Artistic minds think alike.
I will confess: I wish I’d known about this little sharpener before buying the Afmat sharpener. In the last few days, I’ve used it far more than the Afmat!
The really cool thing about Kum is their replaceable blades. If i can get the screwdriver to the screw connecting blade to holder, i can replace pretty much any blade in a portable sharpener with shavings receptacle. A lot of otherwise nice cheap sharpeners have cruddy blades; sometimes i’ve replaced a blade in a nearly new sharpener with a Kum.
And have you tried Kum’s two hole, two process sharpener? They take a lot of getting used to, but give you a long, VERY sharp point.
Thank you for all the work you put into sharing your vast experience & expertise!
Being able to change blades is a big plus with any sharpener.
I have not tried the KUM two-hole, two-process sharpener. The small wedge sharpeners are the first KUM product I’ve tried. I’m looking forward to receiving them.

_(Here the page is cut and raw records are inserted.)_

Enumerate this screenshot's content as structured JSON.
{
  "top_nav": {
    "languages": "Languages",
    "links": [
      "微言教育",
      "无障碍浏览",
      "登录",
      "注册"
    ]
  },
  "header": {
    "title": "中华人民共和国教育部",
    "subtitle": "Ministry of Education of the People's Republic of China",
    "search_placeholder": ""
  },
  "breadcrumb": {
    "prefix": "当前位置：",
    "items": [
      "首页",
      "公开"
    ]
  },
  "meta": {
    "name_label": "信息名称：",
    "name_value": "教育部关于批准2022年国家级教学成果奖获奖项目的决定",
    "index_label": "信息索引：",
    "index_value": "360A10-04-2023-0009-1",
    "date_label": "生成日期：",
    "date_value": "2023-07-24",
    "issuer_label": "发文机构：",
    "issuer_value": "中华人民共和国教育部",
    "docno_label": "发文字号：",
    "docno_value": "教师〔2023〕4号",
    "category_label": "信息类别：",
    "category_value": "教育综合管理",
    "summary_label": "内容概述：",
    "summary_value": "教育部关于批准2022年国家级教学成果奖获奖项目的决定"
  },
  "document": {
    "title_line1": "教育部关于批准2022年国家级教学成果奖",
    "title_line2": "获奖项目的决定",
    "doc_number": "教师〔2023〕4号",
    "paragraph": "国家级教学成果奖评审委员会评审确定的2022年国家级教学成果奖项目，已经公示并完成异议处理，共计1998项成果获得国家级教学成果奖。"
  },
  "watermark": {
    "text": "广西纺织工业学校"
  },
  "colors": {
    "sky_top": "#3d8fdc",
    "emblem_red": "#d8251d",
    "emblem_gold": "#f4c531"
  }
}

The difficulty for me is that I don’t want a particularly long point on my pencils. I like the ability to get needle-sharp points, but they don’t have to be super long. That’s one of the reasons I like the little wedge sharpener that came with my sketching kit. The point is very sharp, but it’s also quite short.
Thank you for taking the time to leave a comment!
I’ve used the same kind of two hole sharpener like you showed here. Bought it at Hobby Lobby in Davenport, Iowa. Will probably buy another couple of them pretty soon. Mine is starting to get dull but worked well for quite awhile.